Iba hacia mi trabajo y solo pensé eso.
Para cuando salí, ya pasadas las ocho de la tarde, la tormenta se había desatado en rayos y centellas, en aguacero y una hermosa bajada de la temperatura [que hasta esa hora se había hecho insoportable para mí]. Allí seguía el cigoñino, parado en su nido y aún solo, esperando a que del horizonte saliera su sombra protectora… entonces fue cuando la Lolita que reía a carcajadas entre los gitanillos me pidió un cigarro: “señor, ¿me daría un cigarro?”. La miré absorto, pensando aún en mi ave ‘depresa’, y vi que no alcanzaba los quince años ni haciendo un esfuerzo de imaginación.
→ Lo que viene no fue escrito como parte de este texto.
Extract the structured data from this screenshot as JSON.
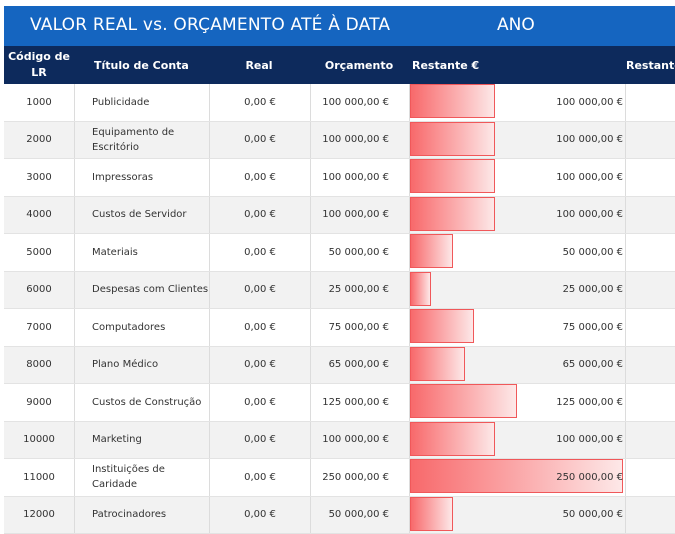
{
  "title": {
    "main": "VALOR REAL vs. ORÇAMENTO ATÉ À DATA",
    "period": "ANO"
  },
  "columns": {
    "code": "Código de LR",
    "title": "Título de Conta",
    "real": "Real",
    "budget": "Orçamento",
    "remaining": "Restante €",
    "remaining_cut": "Restante"
  },
  "bar_max": 250000,
  "colors": {
    "title_bar": "#1565c0",
    "header_bar": "#0d2a5c",
    "bar": "#f8696b"
  },
  "rows": [
    {
      "code": "1000",
      "title": "Publicidade",
      "real": "0,00 €",
      "budget": "100 000,00 €",
      "remaining": "100 000,00 €",
      "remaining_value": 100000
    },
    {
      "code": "2000",
      "title": "Equipamento de Escritório",
      "real": "0,00 €",
      "budget": "100 000,00 €",
      "remaining": "100 000,00 €",
      "remaining_value": 100000
    },
    {
      "code": "3000",
      "title": "Impressoras",
      "real": "0,00 €",
      "budget": "100 000,00 €",
      "remaining": "100 000,00 €",
      "remaining_value": 100000
    },
    {
      "code": "4000",
      "title": "Custos de Servidor",
      "real": "0,00 €",
      "budget": "100 000,00 €",
      "remaining": "100 000,00 €",
      "remaining_value": 100000
    },
    {
      "code": "5000",
      "title": "Materiais",
      "real": "0,00 €",
      "budget": "50 000,00 €",
      "remaining": "50 000,00 €",
      "remaining_value": 50000
    },
    {
      "code": "6000",
      "title": "Despesas com Clientes",
      "real": "0,00 €",
      "budget": "25 000,00 €",
      "remaining": "25 000,00 €",
      "remaining_value": 25000
    },
    {
      "code": "7000",
      "title": "Computadores",
      "real": "0,00 €",
      "budget": "75 000,00 €",
      "remaining": "75 000,00 €",
      "remaining_value": 75000
    },
    {
      "code": "8000",
      "title": "Plano Médico",
      "real": "0,00 €",
      "budget": "65 000,00 €",
      "remaining": "65 000,00 €",
      "remaining_value": 65000
    },
    {
      "code": "9000",
      "title": "Custos de Construção",
      "real": "0,00 €",
      "budget": "125 000,00 €",
      "remaining": "125 000,00 €",
      "remaining_value": 125000
    },
    {
      "code": "10000",
      "title": "Marketing",
      "real": "0,00 €",
      "budget": "100 000,00 €",
      "remaining": "100 000,00 €",
      "remaining_value": 100000
    },
    {
      "code": "11000",
      "title": "Instituições de Caridade",
      "real": "0,00 €",
      "budget": "250 000,00 €",
      "remaining": "250 000,00 €",
      "remaining_value": 250000
    },
    {
      "code": "12000",
      "title": "Patrocinadores",
      "real": "0,00 €",
      "budget": "50 000,00 €",
      "remaining": "50 000,00 €",
      "remaining_value": 50000
    }
  ]
}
Le negué el pitillo y toda la gitanada comenzó a reírse de ella entre aspavientos… “bebé, que eres un bebé payo, que no te han salido ni las tetas y ya quieres fumar… ese hombre sí que sabe… ¡Pero ya folla, señor!, que se lo diga éste…!”.
El cigoñino pasó a segundo plano y la cría quedó comiendo pipas e intentado pasar el mal trago uniéndose a las risas de los demás. Ella tampoco ha aprendido a volar aún, y ya ha pasado bastante más tormentas que el pobre cigoñino, tormetonas de alcohol propio y ajeno, huracanes de sexo que sin suerte le pondrán una tripa prominente en un destiempo, ciclones de esa tonta incoherencia formativa que alimenta un sistema que no piensa en el hombre y sí en los resultados del arqueo… Es una perdedora más que será la justa desgracia en pocos años, flor de paro a lo poco, y a lo mucho una yonqui sin nada que pensar que no sea el pico.
¿Quién merece la culpa de esa cría, quién la tiene, quién la gasta y la alimenta?, ¿quién?
Como uno más de todos, sin hacer nada práctico, con un silencio estúpido, caminé hasta mi casa y cené medio destruido.
El mundo del hombre es una mierda, como el de las cigüeñas, o peor.